Dem Vorstand obliegt die Leitung des Vereines. Ihm kommen alle Aufgaben zu, die nicht durch die Statuten einem anderen Vereinsorgan zugewiesen sind. In seinem Wirkungsbereich fallen insbesondere folgende Angelegenheiten:

  1. Erstellung des Jahresvoranschlages, sowie Abfassung des Rechenschaftsberichtes und des Rechnungsabschlusses;
  2. Vorbereitung der Generalversammlung;
  3. Einberufung der ordentlichen und der außerordentlichen Generalversammlung;
  4. Verwaltung des Vereinsvermögens;
  5. Aufnahme, Ausschluss und Streichung von Vereinsmitgliedern;
  6. Aufnahme und Kündigung von Angestellten des Vereines.

 

§ 14
Besondere Obliegenheiten einzelner Vorstandsmitglieder

 

  1. Der Obmann ist der höchste Vereinsfunktionär.
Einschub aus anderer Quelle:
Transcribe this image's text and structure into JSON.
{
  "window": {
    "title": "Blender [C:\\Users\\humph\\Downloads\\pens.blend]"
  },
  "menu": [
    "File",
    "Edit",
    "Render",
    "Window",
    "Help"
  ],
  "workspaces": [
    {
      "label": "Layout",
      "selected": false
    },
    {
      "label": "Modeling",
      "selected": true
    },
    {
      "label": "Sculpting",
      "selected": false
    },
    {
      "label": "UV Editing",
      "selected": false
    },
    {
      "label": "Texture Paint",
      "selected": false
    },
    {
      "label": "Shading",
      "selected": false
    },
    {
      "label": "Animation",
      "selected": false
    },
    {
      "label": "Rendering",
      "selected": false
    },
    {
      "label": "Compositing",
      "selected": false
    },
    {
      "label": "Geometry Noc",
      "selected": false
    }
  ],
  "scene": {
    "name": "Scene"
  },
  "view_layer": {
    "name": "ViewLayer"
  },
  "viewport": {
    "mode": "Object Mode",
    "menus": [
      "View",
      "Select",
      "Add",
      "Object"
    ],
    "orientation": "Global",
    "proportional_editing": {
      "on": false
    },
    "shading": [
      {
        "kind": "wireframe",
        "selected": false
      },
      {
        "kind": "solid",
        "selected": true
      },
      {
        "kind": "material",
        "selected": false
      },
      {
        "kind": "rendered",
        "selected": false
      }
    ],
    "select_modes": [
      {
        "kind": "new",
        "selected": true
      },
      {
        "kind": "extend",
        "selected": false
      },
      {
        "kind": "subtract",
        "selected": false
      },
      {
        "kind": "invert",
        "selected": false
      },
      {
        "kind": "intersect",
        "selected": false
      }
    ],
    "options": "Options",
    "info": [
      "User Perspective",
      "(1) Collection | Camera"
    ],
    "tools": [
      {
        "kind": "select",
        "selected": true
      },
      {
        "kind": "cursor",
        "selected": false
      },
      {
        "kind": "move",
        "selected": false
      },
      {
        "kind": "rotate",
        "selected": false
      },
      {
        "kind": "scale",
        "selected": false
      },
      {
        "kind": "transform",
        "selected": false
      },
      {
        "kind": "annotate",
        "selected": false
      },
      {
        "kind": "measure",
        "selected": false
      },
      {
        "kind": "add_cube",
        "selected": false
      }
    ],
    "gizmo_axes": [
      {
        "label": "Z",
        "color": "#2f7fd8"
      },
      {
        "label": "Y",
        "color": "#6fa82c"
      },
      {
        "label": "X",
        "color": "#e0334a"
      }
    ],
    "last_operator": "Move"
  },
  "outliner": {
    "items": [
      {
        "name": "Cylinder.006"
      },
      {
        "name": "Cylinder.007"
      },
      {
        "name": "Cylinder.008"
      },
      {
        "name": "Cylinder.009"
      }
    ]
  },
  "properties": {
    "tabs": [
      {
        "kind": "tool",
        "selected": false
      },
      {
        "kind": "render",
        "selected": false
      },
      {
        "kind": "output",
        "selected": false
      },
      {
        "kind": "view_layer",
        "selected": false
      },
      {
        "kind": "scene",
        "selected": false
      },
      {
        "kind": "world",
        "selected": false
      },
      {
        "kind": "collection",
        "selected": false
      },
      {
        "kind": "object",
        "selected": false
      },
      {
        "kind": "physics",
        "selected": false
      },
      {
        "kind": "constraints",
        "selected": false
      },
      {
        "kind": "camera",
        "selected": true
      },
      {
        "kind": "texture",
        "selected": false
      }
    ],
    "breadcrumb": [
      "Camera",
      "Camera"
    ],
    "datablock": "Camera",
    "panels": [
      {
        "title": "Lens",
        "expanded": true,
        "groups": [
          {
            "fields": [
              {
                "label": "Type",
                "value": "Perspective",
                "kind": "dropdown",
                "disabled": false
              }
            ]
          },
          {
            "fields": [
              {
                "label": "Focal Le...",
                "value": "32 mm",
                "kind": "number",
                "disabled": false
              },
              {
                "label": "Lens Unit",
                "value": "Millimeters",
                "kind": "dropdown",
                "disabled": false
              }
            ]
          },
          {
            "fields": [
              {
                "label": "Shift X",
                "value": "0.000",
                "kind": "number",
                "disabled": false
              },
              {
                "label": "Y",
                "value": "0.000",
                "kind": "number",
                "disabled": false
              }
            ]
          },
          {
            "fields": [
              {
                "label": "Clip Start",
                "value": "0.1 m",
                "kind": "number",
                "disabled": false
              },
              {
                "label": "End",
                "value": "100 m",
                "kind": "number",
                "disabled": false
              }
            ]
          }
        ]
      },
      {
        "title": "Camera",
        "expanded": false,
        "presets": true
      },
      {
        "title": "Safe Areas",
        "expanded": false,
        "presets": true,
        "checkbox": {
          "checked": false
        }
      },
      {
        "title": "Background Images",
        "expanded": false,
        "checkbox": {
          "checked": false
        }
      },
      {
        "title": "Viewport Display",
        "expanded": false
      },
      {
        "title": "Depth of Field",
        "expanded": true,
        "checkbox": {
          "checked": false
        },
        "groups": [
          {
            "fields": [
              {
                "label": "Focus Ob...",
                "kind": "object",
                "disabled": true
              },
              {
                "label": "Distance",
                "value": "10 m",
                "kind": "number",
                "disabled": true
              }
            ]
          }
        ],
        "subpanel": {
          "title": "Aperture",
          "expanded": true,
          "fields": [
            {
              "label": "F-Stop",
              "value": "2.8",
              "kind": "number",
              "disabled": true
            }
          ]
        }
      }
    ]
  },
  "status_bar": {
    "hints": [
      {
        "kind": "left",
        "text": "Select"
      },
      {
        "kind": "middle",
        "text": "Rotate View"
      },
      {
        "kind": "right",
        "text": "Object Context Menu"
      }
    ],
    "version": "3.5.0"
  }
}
Ihm obliegt die Vertretung des Vereines, insbesondere nach außen, gegenüber Behörden und dritten Personen. Er führt den Vorsitz in der Generalversammlung und im Vorstand. Bei Gefahr im Verzug ist er berechtigt, auch in Angelegenheiten, die in den Wirkungsbereich der Generalversammlung oder des Vorstandes fallen, unter eigener Verantwortung selbstständig Anordnungen zu treffen; diese bedürfen jedocher der nachträglichen Genehmigung durch das zuständige Vereinsorgan.
  2. Der Schriftführer hat dem Obmann bei der Führung der Vereinsgeschäfte zu unterstützen. Ihm obliegt die Führung der Protokolle der Generalversammlung und des Vorstandes.
  3. Der Kassier ist für die ordnungsgemäße Geldgebarung des Vereines verantwortlich.
  4. Im Falle der Verhinderung treten an die Stelle des Obmannes, des Schriftführers und des Kassiers ihre Stellvertreter.

 

§ 15
Die Rechnungsprüfer

  1. Die zwei Rechnungsprüfer werden von der Generalversammlung auf die Dauer von 2 Jahren gewählt. Eine Wiederwahl ist möglich.
  2. Den Rechnungsprüfern obliegt die laufende Geschäftskontrolle und die Überprüfung des Rechnungsabschlusses. Sie haben der Generalversammlung über das Ergebnis der Überprüfung zu berichten.
  3. Im Übrigen gelten für die Rechnungsprüfer die Bestimmungen des § 12 sinngemäß.

 

§ 16
Das Schiedsgericht

  1. In allen aus dem Vereinsverhältnis entstehenden Streitigkeiten entscheidet das Schiedsgericht.
  2. Das Schiedsgericht setzt sich aus fünf ordentlichen Vereinsmitgliedern zusammen. Es wird derart gebildet, dass jeder Streitteil innerhalb von 8 Tagen dem Vorstand zwei Mitglieder als Schiedsrichter namhaft macht. Diese wählen mit Stimmenmehrheit einen Vorsitzenden des Schiedsgerichts. Bei Stimmengleichheit entscheidet unter den Vorgeschlagenen das Los.
  3. Das Schiedsgericht fällt seine Entscheidung bei Anwesenheit aller seiner Mitglieder mit einfacher Stimmenmehrheit. Es entscheidet nach bestem Wissen und Gewissen. Seine Entscheidungen sind vereinsintern endgültig.

 

 § 17
Auflösung des Vereines

  1. Die freiwillige Auflösung des Vereines kann nur in einer zu diesem Zweck einberufenen außerordentlichen Generalversammlung und nur mit Zweidrittelmehrheit der abgegebenen Stimmen beschlossen werden.
  2. Diese Generalversammlung hat auch  – sofern Vereinsvermögen vorhanden ist – über die Liquidation zu beschließen. Insbesondere hat sie einen Liquidator zu berufen und Beschluss darüber zu fassen, wem dieser das nach Abdeckung der Passiven verbleibende Vereinsvermögen zu übertragen hat. Dieses Vermögen soll, soweit dies möglich und erlaubt ist, einer Organisation zufallen, die gleiche oder ähnliche Zwecke wie dieser Verein verfolgt.